Second is that in trying to gain American attention India
has been presenting itself as a similar victim of pan-islamic terrorism. One
end of the muslim terrorist arc stretching from Chechenya is deemed to be
ending in Kashmir. By projecting its understanding with USA as ‘natural’, India
is associating itself with the reactionary reassertion of neo-colonial control
of the energy resources, in league with its friend of recent vintage, Israel.
Thus, India is opening itself to targeting by partially quasi-nationalist
forces, presently deservingly designated ‘terrorist’. The restive minority in a
Hindu India could find tactical allies amongst these terrorist forces, quite
like the disaffected muslim underworld elements in Bombay who turned to the ISI
for engineering the retaliatory Bombay blasts in 1993. Thus ‘islam’s bloody
borders’, to use a huntingtonian expression borrowed by Mr. Vajpayee for his
controversial anti-minority speech in Goa, would be imported into India. The
future may find India on the wrong side of history.

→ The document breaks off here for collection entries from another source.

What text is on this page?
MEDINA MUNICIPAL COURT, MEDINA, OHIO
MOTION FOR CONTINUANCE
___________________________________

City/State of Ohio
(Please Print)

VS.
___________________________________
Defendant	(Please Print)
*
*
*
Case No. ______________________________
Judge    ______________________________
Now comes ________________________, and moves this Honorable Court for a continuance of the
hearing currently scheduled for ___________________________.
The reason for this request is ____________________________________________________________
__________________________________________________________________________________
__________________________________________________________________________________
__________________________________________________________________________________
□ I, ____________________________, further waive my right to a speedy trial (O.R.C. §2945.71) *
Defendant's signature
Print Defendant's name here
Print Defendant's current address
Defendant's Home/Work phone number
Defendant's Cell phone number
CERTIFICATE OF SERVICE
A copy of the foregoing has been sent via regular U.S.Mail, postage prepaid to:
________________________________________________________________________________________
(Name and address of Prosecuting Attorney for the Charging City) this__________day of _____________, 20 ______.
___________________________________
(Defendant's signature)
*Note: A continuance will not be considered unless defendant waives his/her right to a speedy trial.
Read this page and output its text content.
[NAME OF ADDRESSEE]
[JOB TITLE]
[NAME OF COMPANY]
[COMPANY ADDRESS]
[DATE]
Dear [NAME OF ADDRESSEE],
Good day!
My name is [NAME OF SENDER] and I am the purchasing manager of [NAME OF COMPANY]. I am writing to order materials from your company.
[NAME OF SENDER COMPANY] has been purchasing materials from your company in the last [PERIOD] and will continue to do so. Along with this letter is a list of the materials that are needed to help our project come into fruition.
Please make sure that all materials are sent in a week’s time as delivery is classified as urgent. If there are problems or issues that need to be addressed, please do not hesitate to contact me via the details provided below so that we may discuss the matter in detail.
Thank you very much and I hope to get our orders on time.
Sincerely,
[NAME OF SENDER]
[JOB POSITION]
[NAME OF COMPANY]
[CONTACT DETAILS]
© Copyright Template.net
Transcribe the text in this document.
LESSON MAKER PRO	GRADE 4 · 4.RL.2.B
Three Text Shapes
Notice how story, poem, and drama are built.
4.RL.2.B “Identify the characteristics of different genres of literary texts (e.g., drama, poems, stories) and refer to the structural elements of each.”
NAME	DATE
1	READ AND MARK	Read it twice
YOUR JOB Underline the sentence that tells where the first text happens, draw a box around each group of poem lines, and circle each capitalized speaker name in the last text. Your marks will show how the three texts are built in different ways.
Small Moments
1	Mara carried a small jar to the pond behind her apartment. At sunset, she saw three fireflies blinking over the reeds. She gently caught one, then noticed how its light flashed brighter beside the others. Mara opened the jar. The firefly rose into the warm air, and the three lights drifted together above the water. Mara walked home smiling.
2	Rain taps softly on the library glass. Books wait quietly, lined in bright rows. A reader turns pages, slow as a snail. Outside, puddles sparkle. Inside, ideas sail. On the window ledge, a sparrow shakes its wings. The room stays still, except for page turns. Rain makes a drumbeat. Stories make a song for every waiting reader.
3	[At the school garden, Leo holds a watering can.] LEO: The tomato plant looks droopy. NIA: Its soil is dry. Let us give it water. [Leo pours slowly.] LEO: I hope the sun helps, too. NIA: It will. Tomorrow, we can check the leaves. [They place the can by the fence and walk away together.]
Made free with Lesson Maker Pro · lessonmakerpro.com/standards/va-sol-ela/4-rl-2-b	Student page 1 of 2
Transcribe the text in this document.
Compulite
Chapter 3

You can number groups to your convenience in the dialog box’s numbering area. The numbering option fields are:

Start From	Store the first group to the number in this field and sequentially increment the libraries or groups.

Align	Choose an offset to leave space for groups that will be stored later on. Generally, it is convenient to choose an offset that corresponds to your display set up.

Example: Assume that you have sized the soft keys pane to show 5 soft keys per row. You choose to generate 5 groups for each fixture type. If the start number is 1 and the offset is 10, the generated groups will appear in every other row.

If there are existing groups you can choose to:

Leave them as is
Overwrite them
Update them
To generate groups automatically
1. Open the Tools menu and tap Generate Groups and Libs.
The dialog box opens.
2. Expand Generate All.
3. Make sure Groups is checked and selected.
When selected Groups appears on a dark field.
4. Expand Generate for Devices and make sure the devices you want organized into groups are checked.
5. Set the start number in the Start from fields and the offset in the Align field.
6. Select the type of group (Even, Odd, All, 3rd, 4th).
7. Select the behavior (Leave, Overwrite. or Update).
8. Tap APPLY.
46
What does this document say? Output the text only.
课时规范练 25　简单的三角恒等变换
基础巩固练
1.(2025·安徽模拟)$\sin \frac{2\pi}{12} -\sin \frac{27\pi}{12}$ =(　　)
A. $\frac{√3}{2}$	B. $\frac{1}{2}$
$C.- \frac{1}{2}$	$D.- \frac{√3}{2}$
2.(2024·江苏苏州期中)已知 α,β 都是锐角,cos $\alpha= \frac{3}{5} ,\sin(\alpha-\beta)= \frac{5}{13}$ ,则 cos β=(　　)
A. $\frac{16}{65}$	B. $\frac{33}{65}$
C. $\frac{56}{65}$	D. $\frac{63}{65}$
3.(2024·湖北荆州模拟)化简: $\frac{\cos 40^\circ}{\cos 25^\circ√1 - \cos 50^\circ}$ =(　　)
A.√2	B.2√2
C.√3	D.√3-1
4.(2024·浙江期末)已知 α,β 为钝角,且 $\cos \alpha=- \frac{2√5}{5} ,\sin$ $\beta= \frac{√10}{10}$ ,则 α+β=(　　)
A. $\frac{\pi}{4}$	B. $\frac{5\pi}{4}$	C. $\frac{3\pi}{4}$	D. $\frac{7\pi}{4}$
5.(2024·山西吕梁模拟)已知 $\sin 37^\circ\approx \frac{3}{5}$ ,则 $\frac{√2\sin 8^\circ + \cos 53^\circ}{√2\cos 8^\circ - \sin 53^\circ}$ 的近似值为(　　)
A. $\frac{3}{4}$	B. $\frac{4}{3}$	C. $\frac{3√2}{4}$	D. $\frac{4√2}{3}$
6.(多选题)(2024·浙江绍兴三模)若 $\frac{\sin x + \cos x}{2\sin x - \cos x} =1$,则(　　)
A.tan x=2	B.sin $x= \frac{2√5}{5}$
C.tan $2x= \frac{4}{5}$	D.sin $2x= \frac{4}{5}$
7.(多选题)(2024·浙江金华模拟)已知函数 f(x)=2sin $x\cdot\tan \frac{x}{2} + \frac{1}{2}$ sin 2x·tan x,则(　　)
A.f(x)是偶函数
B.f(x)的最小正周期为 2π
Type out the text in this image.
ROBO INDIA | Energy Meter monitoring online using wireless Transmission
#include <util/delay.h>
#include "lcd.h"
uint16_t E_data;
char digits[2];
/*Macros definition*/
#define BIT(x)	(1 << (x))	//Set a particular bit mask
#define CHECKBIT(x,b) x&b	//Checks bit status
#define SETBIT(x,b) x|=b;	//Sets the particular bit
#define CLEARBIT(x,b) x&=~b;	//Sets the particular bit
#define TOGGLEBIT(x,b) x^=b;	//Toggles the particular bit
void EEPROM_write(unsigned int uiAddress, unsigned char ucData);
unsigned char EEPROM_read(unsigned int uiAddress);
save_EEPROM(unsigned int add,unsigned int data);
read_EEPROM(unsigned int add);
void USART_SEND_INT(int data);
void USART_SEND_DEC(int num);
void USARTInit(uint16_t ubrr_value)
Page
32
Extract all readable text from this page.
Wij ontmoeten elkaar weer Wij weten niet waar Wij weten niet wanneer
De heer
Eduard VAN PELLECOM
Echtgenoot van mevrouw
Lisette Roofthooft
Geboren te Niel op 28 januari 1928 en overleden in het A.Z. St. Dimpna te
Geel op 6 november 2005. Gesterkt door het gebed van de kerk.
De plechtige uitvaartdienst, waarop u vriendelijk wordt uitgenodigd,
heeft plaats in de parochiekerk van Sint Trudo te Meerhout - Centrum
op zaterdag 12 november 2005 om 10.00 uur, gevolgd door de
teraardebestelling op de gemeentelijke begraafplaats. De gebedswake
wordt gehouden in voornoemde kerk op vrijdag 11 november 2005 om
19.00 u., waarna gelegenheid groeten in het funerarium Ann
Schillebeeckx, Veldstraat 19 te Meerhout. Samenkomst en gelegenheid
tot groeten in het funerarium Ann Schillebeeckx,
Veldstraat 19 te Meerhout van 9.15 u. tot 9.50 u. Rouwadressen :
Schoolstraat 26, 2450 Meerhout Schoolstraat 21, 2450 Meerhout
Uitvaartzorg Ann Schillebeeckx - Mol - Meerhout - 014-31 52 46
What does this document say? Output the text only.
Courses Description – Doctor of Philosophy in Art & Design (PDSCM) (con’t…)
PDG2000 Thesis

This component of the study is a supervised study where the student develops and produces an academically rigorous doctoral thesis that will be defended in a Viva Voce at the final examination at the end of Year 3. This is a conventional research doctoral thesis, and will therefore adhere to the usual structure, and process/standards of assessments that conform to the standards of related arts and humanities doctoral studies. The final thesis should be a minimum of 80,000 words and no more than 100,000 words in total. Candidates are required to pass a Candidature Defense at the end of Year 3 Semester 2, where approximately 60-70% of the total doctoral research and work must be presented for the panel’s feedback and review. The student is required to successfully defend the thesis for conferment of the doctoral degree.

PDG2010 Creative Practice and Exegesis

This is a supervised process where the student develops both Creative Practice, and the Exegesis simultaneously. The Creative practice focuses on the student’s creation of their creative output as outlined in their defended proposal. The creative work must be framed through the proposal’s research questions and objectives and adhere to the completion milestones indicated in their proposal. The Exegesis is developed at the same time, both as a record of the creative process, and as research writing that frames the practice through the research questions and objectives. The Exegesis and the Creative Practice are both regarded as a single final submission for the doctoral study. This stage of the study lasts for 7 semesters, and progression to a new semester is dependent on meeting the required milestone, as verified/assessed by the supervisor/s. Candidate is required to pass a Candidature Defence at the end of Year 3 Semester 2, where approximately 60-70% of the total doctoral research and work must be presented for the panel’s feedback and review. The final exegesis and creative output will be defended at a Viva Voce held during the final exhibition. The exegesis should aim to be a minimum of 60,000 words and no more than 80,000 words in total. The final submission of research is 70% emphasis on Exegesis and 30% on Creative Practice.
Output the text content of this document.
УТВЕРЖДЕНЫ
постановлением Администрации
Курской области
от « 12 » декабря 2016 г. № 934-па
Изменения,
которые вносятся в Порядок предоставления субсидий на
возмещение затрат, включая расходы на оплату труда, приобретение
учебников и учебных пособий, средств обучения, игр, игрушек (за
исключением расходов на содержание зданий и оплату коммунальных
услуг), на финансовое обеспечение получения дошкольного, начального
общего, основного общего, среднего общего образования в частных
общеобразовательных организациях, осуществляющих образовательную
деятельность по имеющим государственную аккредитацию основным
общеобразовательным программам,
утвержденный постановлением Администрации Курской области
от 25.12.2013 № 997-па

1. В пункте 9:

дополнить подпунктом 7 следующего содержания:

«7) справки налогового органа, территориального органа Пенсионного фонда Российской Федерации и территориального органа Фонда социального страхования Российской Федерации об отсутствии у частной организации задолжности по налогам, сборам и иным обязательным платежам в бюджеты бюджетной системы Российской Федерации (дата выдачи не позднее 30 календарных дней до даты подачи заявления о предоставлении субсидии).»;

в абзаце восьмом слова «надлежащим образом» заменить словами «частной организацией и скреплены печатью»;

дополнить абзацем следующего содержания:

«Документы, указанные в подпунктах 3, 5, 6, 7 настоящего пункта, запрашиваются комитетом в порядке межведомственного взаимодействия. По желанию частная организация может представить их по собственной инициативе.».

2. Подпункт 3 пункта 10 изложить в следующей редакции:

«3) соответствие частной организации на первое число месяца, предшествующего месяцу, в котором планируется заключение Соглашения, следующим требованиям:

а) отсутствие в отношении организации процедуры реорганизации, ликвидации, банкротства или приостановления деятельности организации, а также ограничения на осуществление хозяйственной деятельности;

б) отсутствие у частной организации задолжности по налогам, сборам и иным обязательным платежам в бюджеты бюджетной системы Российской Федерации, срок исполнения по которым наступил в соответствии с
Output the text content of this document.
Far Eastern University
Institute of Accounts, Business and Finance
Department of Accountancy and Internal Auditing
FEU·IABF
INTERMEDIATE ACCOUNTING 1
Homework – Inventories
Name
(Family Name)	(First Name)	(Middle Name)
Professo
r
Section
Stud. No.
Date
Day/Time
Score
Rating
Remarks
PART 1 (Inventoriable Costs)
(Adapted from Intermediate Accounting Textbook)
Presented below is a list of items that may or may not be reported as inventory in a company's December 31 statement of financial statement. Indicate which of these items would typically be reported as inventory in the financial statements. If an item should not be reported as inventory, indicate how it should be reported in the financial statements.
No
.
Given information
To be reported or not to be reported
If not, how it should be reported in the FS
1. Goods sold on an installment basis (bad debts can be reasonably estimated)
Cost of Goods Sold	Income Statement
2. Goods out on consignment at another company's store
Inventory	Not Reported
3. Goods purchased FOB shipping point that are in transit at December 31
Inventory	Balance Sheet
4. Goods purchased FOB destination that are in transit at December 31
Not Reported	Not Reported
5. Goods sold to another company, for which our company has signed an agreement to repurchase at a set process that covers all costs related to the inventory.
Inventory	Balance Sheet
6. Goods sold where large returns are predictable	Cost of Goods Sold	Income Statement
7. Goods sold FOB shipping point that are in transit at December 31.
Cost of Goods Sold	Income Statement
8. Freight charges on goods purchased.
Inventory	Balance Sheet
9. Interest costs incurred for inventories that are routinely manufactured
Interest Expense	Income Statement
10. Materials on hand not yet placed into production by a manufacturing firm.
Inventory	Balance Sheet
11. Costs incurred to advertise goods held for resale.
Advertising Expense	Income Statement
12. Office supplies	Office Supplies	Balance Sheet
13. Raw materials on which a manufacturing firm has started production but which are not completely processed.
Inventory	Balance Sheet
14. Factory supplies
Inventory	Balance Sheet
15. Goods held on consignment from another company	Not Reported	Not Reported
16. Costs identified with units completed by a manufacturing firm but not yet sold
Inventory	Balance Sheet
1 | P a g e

The contradiction is that though Indian economic and
military power will continue to grow, it will be proportionately less able to
cope with the worsening security situation. Economic priorities will leave
considerable angst within the vulnerable sections of society. The ‘experiment’
in the ‘hindutva laboratory’ of making the lower classes and tribals
participate in anti-minority pogroms would help in psychological projection as
also distraction in the short term. Over the long term, the limitations in neo-liberal
agenda will surface to compound the internal security problematic. The kind of
military power invested in, to include high profile missiles and nuclear
weapons; and technology intensive and mechanized armed forces, will be the
least appropriate to address the security problems that will arise in Hindu
India. The police, in the tradition established by the Bombay police of
abnegating professional responsibility, or worse, in determining it to be the
service of the hindutva philosophy, will exacerbate the law and order
situation. A reversion to the days of the Emergency when a ‘committed’ civil
service was thought desirable will occur with similar results, only this time
the commitment to hindutva line will rob the Indian state of its traditional
neutrality and credibility in intervening in intra-societal conflict. Thus
Hindu India will be its own gravest enemy.
While the Gujarat electorate has bought the line that the
minority ‘threat’ in its midst can best be met by hindutva inspired governance,
it would be tragic were this to be replicated at the national scale as is the
endeavor of rightist formations. Their effort will be to emulate the resounding
victory of Rajiv’s Congress of 1984 in both substance and result. This strategy
will have to be combated first conceptually in intellectual discourse and then
physically at the hustings. The Geobblesian ‘hindus and hinduism in danger’
line has to be revealed as true, not from the directions pointed out by those
crying wolf, but from the scare mongers themselves. Hindu India will not only
endanger India, but also will constitute its own greatest threat. Hindu India
will not only menace minorities, but also hinduism and hindus.